More charges for Toledo man accused of ramming Charlottesville crowd

8/18/2017
BLADE NEWS AND WIRE SERVICES
  • APTOPIX-Confederate-Monuments-Protest-6

    People fly into the air as a vehicle drives into a group of protesters demonstrating against a white nationalist rally in Charlottesville, Va. South Toledo man James Alex Fields, Jr., was charged with five additional felonies today for allegedly hitting protester Heather Heyer with the car, killing her.

    ASSOCIATED PRESS

  • CHARLOTTESVILLE, Va. — James A. Fields, Jr., has been charged with five additional felony counts related to last weekend’s “Unite the Right” rally in Charlottesville, where he allegedly rammed his car into a crowd of counter-protesters, according to police.

    Fields, a resident of Toledo, is accused of killing one person and wounding 19 others. He already had been charged with second-degree murder, three counts of malicious wounding, and failure to stop in an accident that resulted in death.
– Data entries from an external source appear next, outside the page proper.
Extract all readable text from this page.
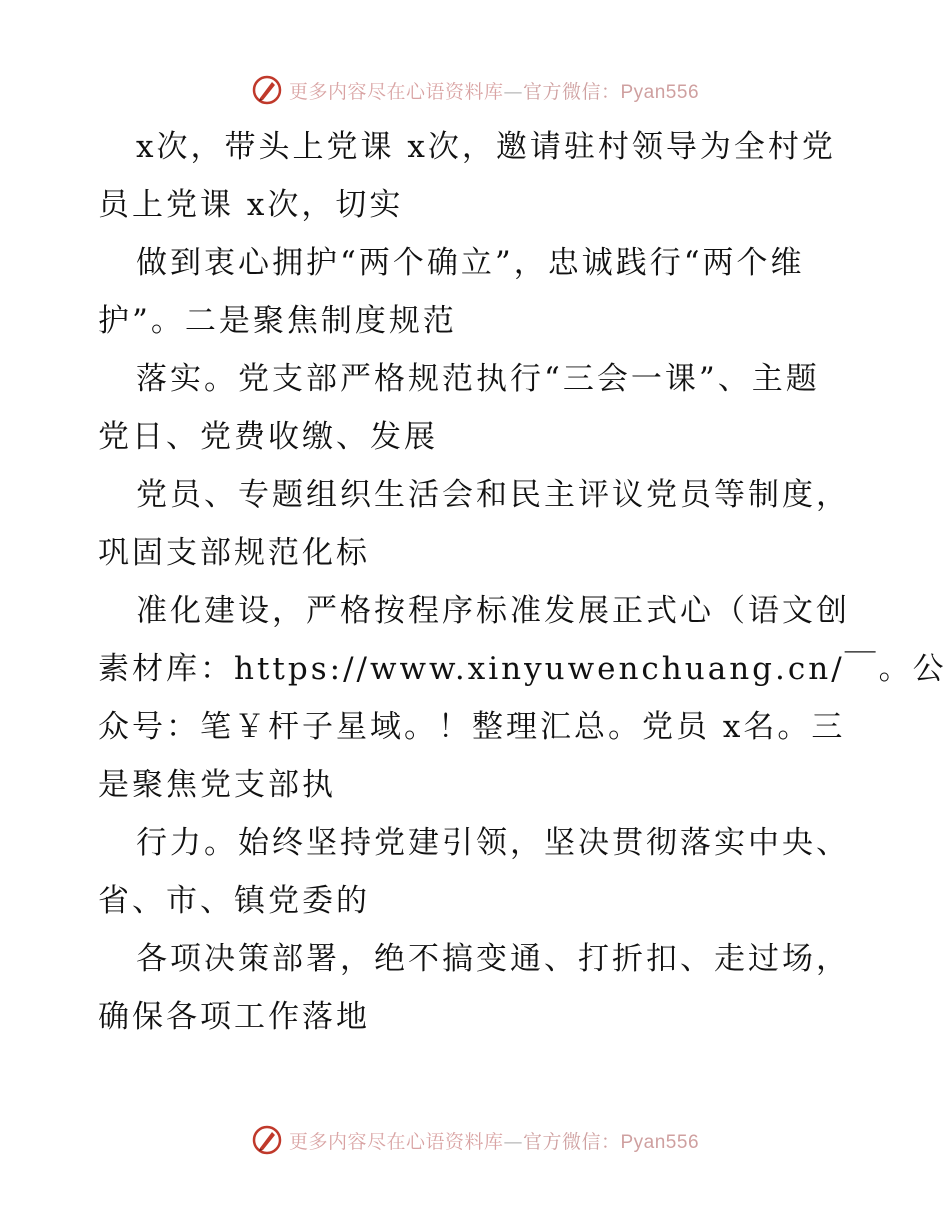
更多内容尽在心语资料库—官方微信：Pyan556
x次，带头上党课 x次，邀请驻村领导为全村党
员上党课 x次，切实
做到衷心拥护“两个确立”，忠诚践行“两个维
护”。二是聚焦制度规范
落实。党支部严格规范执行“三会一课”、主题
党日、党费收缴、发展
党员、专题组织生活会和民主评议党员等制度，
巩固支部规范化标
准化建设，严格按程序标准发展正式心（语文创
素材库：https://www.xinyuwenchuang.cn/￣。公
众号：笔￥杆子星域。！整理汇总。党员 x名。三
是聚焦党支部执
行力。始终坚持党建引领，坚决贯彻落实中央、
省、市、镇党委的
各项决策部署，绝不搞变通、打折扣、走过场，
确保各项工作落地
更多内容尽在心语资料库—官方微信：Pyan556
The five additional charges include two more counts of malicious wounding and three counts of aggravated malicious wounding, police said.

    RELATED: Mother of man accused of driving into crowd shocked ■ Teacher: Charlottesville driver Fields showed extremist ideologies in high school ■ Crowd gathers at Love Wall in response to Charlottesville violence

    The Aug. 12 incident took place as hundreds of white nationalists and other right-wing groups converged on Charlottesville to protest the removal of a statue of Confederate Gen. Robert E. Lee.

    Fields, 20, was among white nationalist protesters clashing with counterprotesters. He is suspected of driving his Dodge Challenger into counterprotesters as police dispersed the crowds.

    Heather Heyer, 32, a paralegal from Charlottesville, was killed in the attack.

    Exclusive photographs obtained by CNN appear to show Fields marching alongside neo-Nazis and other white supremacists at the rally. He was a man who possessed “outlandish, very radical beliefs” and a “fondness” for Adolf Hitler, said Derek Weimer, who teaches social studies at Randall K. Cooper High School in Union, Ky.

    Fields’ mother, Samantha Bloom, told The Blade that she didn’t know her son was going to Virginia for a white nationalist rally.

    She told The Blade she didn’t discuss politics with her son. She was surprised her son attended an event with white supremacists.

    Fields appeared in court on Monday, where he was informed of the previous charges against him. No bond was set and he remains in custody.

    On Friday, the mother of Ms. Heyer said that she won’t talk to President Trump because of comments he made after her daughter’s death.

    Speaking on ABC’s Good Morning America , Susan Bro said she initially missed the first few calls to her from the White House.

    But she said “now I will not” talk to the President after a news conference in which Mr. Trump equated violence by white supremacists at the rally with violence by those protesting the rally.

    In the hours after the rally, Mr. Trump drew criticism when he addressed the violence in broad strokes, saying he condemned “in the strongest possible terms this egregious display of hatred, bigotry and violence on many sides, on many sides.”

    Pressured by advisers, the President softened his words on the dispute Monday.

    But on Tuesday he insisted during a news conference at Trump Tower that “both sides” were to blame.

    “You can’t wash this one away by shaking my hand and saying ‘I’m sorry,’” Ms. Bro said of the President.

    Meanwhile, the mayor of Charlottesville called for an emergency meeting of state lawmakers to confirm the city’s right to remove the statue of General Lee, a request that was swiftly rejected by the state’s governor.

    Mayor Mike Signer said recent clashes over race and the Confederacy had turned “equestrian statues into lightning rods” and urged Democratic Gov. Terry McAuliffe to convene a special session of the General Assembly.

    “We can, and we must, respond by denying the Nazis and the KKK and the so-called alt-right the twisted totem they seek,” Mr. Signer said.

    Charlottesville’s plans to remove the statue are in the midst of a legal challenge.

    A law passed in 1998 forbids local governments from removing or damaging war monuments, but there remains legal ambiguity about whether that applies to statues erected before the law was passed.

    McAuliffe spokesman Brian Coy said the governor won’t call a special session while the issue is being decided in court.

    Mr. McAuliffe did sign an executive order Friday afternoon temporarily banning any public demonstrations at a monument in Richmond.

    Unlike the Charlottesville statue that sits in a city park, the Richmond monument to General Lee is in the middle of a traffic circle on Monument Avenue, an iconic boulevard with heavy traffic.

    Mr. McAuliffe was among those attending a funeral Friday for a state police trooper who died in the fatal crash of a helicopter that had been monitoring the protest.

    Trooper Berke Bates was remembered as a devoted family man and proud law-enforcement officer at St. Paul’s Baptist Church in Richmond on Friday.

    A funeral for the helicopter’s pilot, Lt. Jay Cullen, is scheduled for Saturday.